The accolades have been a bit of validation for Hader and Berg, who weren’t sure how audiences would react to the unconventional storytelling on “Barry.” The dark HBO comedy stars Hader as a Marine veteran struggling with depression and post-traumatic stress disorder. Now an assassin for hire, he winds up in Los Angeles and stumbles into an acting class (taught by Winkler’s character) — where he sees a way out, if only his handler (Stephen Root) didn’t keep giving him more hitman work.
In some ways, it’s two series in one, with Hader’s character as the one unifying factor between the hitman storyline and the world of the acting class.
“It’s a very strange show, but I think that’s what HBO wanted,” Hader said. “If I had come in and said I wanted to do something very similar to what I was doing on ‘Saturday Night Live,’ I don’t think they would have been interested.”
He’s been surprised by the way audiences have been discovering the show. “The amount of people that tell me, ‘I watched all of your Season 1 on a plane ride,’ since New York to Los Angeles is four hours, has been big,” he said. “It’s really gratifying and people get it.”
Season 1 of “Barry” stood out for its mix of humor and dark, often violent, moments.
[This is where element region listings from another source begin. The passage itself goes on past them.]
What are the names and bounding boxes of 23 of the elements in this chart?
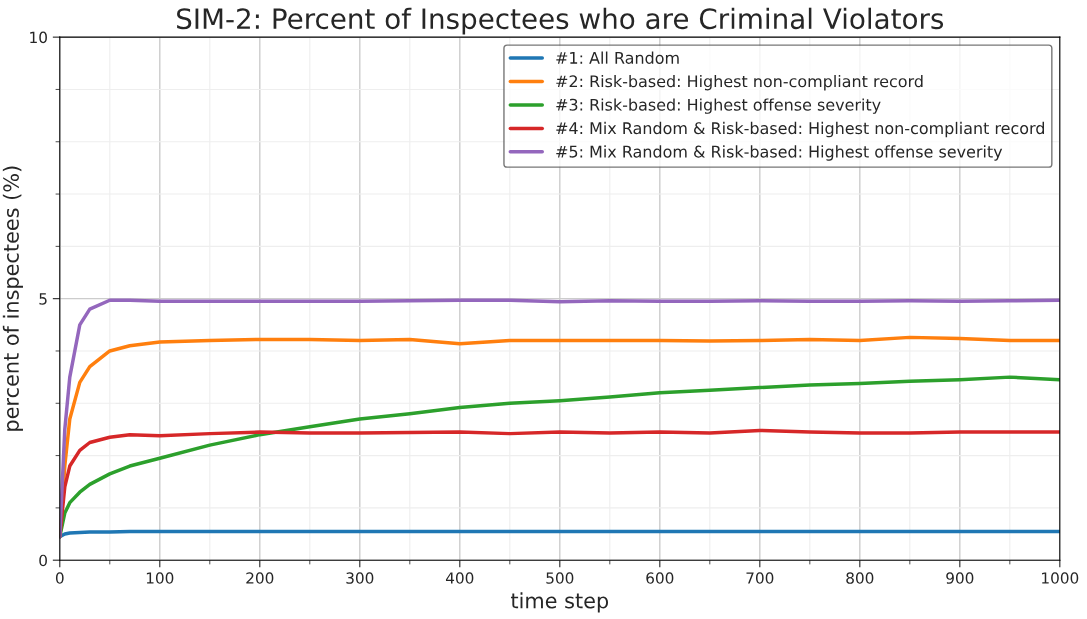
x-tick-label: 700 bbox=[746, 572, 774, 584]
x-tick-label: 400 bbox=[445, 572, 474, 584]
x-tick-label: 600 bbox=[646, 572, 674, 584]
x-tick-label: 500 bbox=[546, 572, 574, 584]
x-tick-label: 900 bbox=[946, 572, 974, 584]
y-tick-label: 5 bbox=[39, 293, 47, 305]
x-tick-label: 1000 bbox=[1042, 572, 1079, 584]
legend-label: #1: All Random bbox=[556, 51, 679, 64]
chart-title: SIM-2: Percent of Inspectees who are Criminal Violators bbox=[177, 7, 944, 35]
x-tick-label: 0 bbox=[55, 572, 64, 584]
x-tick-label: 200 bbox=[246, 572, 274, 584]
legend-label: #3: Risk-based: Highest offense severity bbox=[556, 98, 881, 114]
x-axis-title: time step bbox=[510, 592, 609, 613]
y-tick-label: 10 bbox=[30, 31, 47, 44]
x-tick-label: 100 bbox=[146, 572, 174, 584]
y-axis-title: percent of inspectees (%) bbox=[2, 166, 23, 431]
legend-label: #2: Risk-based: Highest non-compliant record bbox=[556, 74, 923, 91]
y-tick-label: 0 bbox=[39, 554, 47, 567]
x-tick-label: 800 bbox=[846, 572, 874, 584]
x-tick-label: 300 bbox=[346, 572, 374, 584]
legend-label: #4: Mix Random & Risk-based: Highest non-compliant record bbox=[556, 121, 1044, 138]
line-series bbox=[59, 298, 1060, 539]
legend-label: #5: Mix Random & Risk-based: Highest offense severity bbox=[556, 145, 1003, 161]
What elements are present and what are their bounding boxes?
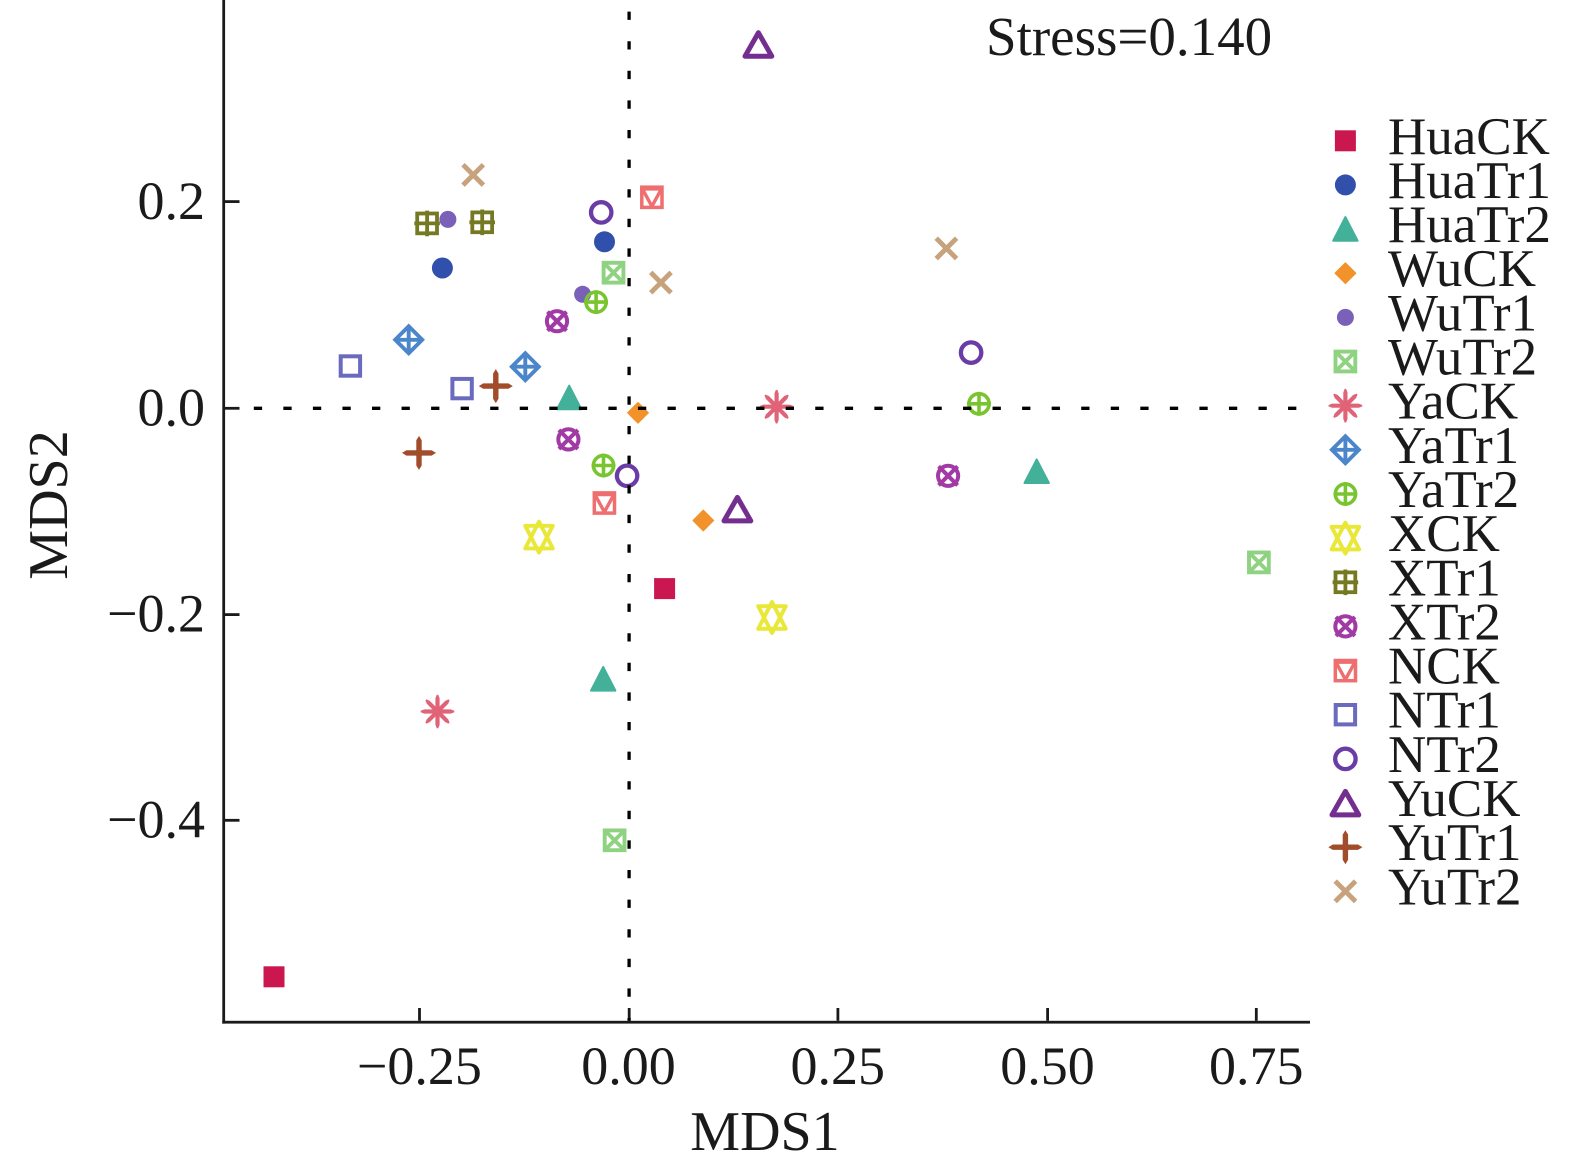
svg-text:XTr1: XTr1 [1388, 549, 1501, 607]
svg-text:0.00: 0.00 [581, 1036, 676, 1096]
svg-text:HuaTr2: HuaTr2 [1388, 196, 1551, 254]
svg-text:YaCK: YaCK [1388, 373, 1518, 431]
svg-text:Stress=0.140: Stress=0.140 [986, 6, 1272, 67]
svg-text:HuaCK: HuaCK [1388, 108, 1550, 166]
svg-text:YaTr2: YaTr2 [1388, 461, 1519, 519]
svg-text:−0.4: −0.4 [107, 790, 205, 850]
svg-text:−0.2: −0.2 [107, 584, 205, 644]
svg-text:YuTr2: YuTr2 [1388, 858, 1522, 916]
svg-text:0.2: 0.2 [138, 171, 206, 231]
svg-text:WuCK: WuCK [1388, 240, 1536, 298]
svg-text:0.50: 0.50 [1000, 1036, 1095, 1096]
svg-text:YuTr1: YuTr1 [1388, 814, 1522, 872]
svg-text:YaTr1: YaTr1 [1388, 417, 1519, 475]
svg-text:XTr2: XTr2 [1388, 593, 1501, 651]
svg-text:0.75: 0.75 [1209, 1036, 1304, 1096]
svg-text:XCK: XCK [1388, 505, 1500, 563]
svg-text:HuaTr1: HuaTr1 [1388, 152, 1551, 210]
svg-text:MDS1: MDS1 [690, 1101, 839, 1163]
svg-text:0.25: 0.25 [791, 1036, 886, 1096]
svg-text:0.0: 0.0 [138, 378, 206, 438]
svg-text:NTr1: NTr1 [1388, 682, 1501, 740]
svg-text:NCK: NCK [1388, 638, 1500, 696]
svg-text:WuTr1: WuTr1 [1388, 284, 1537, 342]
svg-text:YuCK: YuCK [1388, 770, 1521, 828]
svg-text:MDS2: MDS2 [18, 430, 80, 579]
svg-text:−0.25: −0.25 [357, 1036, 482, 1096]
svg-text:WuTr2: WuTr2 [1388, 329, 1537, 387]
svg-text:NTr2: NTr2 [1388, 726, 1501, 784]
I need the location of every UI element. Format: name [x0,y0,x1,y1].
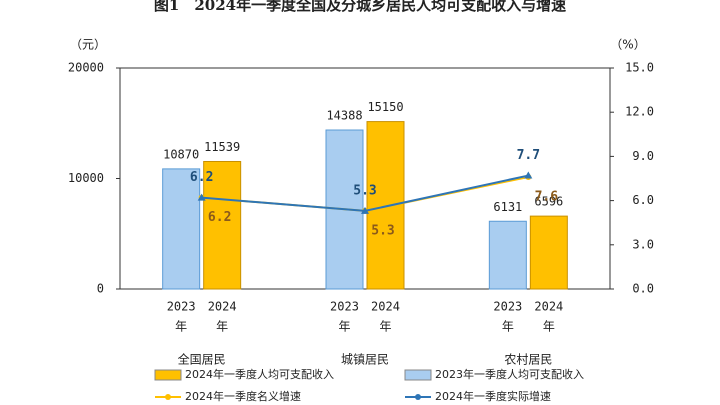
line-marker [197,193,206,201]
line-value-label: 5.3 [371,223,394,238]
bar-value-label: 11539 [204,140,240,154]
y2-tick-label: 15.0 [625,61,654,75]
bar [203,160,242,290]
bar-value-label: 6596 [534,195,563,209]
chart-title: 图1 2024年一季度全国及分城乡居民人均可支配收入与增速 [154,0,566,14]
y2-tick-label: 12.0 [625,105,654,119]
legend-label: 2023年一季度人均可支配收入 [435,367,584,381]
legend-swatch [404,369,432,381]
y-tick-label: 10000 [68,171,104,185]
x-sub-label: 年 [543,320,555,334]
x-sub-label: 年 [175,320,187,334]
bar [366,121,405,290]
x-sub-label: 年 [502,320,514,334]
y-unit: （元） [70,38,106,52]
y-tick-label: 0 [97,282,104,296]
y2-tick-label: 9.0 [632,149,654,163]
line-marker [361,206,369,214]
legend-swatch [154,369,182,381]
x-sub-label: 年 [216,320,228,334]
x-sub-label: 2024 [371,300,400,314]
bar-value-label: 10870 [163,147,199,161]
line-value-label: 6.2 [208,210,231,225]
legend-label: 2024年一季度人均可支配收入 [185,367,334,381]
bar-value-label: 14388 [326,109,362,123]
x-sub-label: 2023 [330,300,359,314]
line-value-label: 5.3 [353,183,376,198]
y-tick-label: 20000 [68,61,104,75]
legend-label: 2024年一季度名义增速 [185,389,301,403]
y2-tick-label: 6.0 [632,193,654,207]
x-category-label: 城镇居民 [341,353,389,367]
y2-unit: （%） [610,38,645,52]
x-category-label: 全国居民 [178,352,226,367]
x-sub-label: 2024 [208,300,237,314]
bar-value-label: 15150 [367,100,403,114]
y2-tick-label: 3.0 [632,237,654,251]
bar [529,215,568,290]
x-sub-label: 2023 [167,300,196,314]
line-marker [524,171,533,179]
bar [162,168,201,290]
x-sub-label: 2024 [534,300,563,314]
legend-swatch [415,394,421,400]
x-sub-label: 年 [338,320,350,334]
bar-value-label: 6131 [493,200,522,214]
legend-swatch [165,394,171,400]
line-value-label: 7.7 [517,148,540,163]
x-sub-label: 年 [379,320,391,334]
y2-tick-label: 0.0 [632,282,654,296]
line-value-label: 6.2 [190,170,213,185]
line-value-label: 7.6 [535,190,559,205]
x-category-label: 农村居民 [504,353,552,367]
legend-label: 2024年一季度实际增速 [435,389,551,403]
x-sub-label: 2023 [493,300,522,314]
bar [488,220,527,290]
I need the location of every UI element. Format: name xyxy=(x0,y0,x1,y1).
For Season 2, Hader has promised that “Barry” will go into even darker places.
“There’s still some good comedy,” Hader said. “But I think, just for the virtue of Barry’s character and what he does for a living, and how we’ve chosen to portray it — which is him becoming a little more sensitive to what he does for a living and how it’s affecting people and himself — it starts to get darker. You sit in a writers room and you go, ‘Well, I guess this is what would happen next.’ And everyone just stares at each other like, ‘Oh shit!'”
Meanwhile, Hader is loath to give spoilers, but he did say that “Barry” Season 2 will dive deeper into exploring its supporting characters this season, including fan favorite Noho Hank (Anthony Carrigan).
“Noho Hank has a lot to do this season,” Hader said. “So people will be happy. Anthony Carrigan now just owns that character. We just stay out of the way. We put him in situations and Anthony really fills it.”
While Hader said that he and Berg are a bit nervous with some of the directions “Barry” will go in Season 2, he added that the network continues to support them. (“You go to HBO and wonder if this is going to fly, and they say, ‘let’s do it!'”) But he admitted the complexity of emotions on the show can be exhausting.
“There has already been, in the first three episodes, scenes where we’re all a bit drained afterwards,” he said. Off-set, Hader is content to decompress by spending time with his family. “I hang with my kids and watch ‘The Greatest Showman,’ like, 200 times,” he said. “I meditate. That’s been really helpful. I do transcendental meditation. I don’t think I could do the show if I didn’t do that.”
“Barry” consumes most of Hader’s life at the moment — not only is he in most scenes, but the actor is also directing two episodes this season. But beyond that, he’s also an executive producer on IFC’s “Documentary Now!” parody series with Seth Meyers, Fred Armisen, and Rhys Thomas. Hader had to step back from actively working on Season 3, premiering in February, but he still kept tabs on the show and wrote on multiple episodes. “I think this season’s one of the best,” he said. “I didn’t have much to do with it. Maybe I shouldn’t have been involved at all!”
Hader also had to step back from working on “South Park,” which he had worked on for years as a writer. (His other Emmy came in 2009 for the “South Park” episode “Margaritaville,” which won that year for outstanding animated program under an hour.)
“My whole life is just ‘Barry’ and then trying to have some semblance of time with my kids,” Hader said, “and trying to find time to sleep.”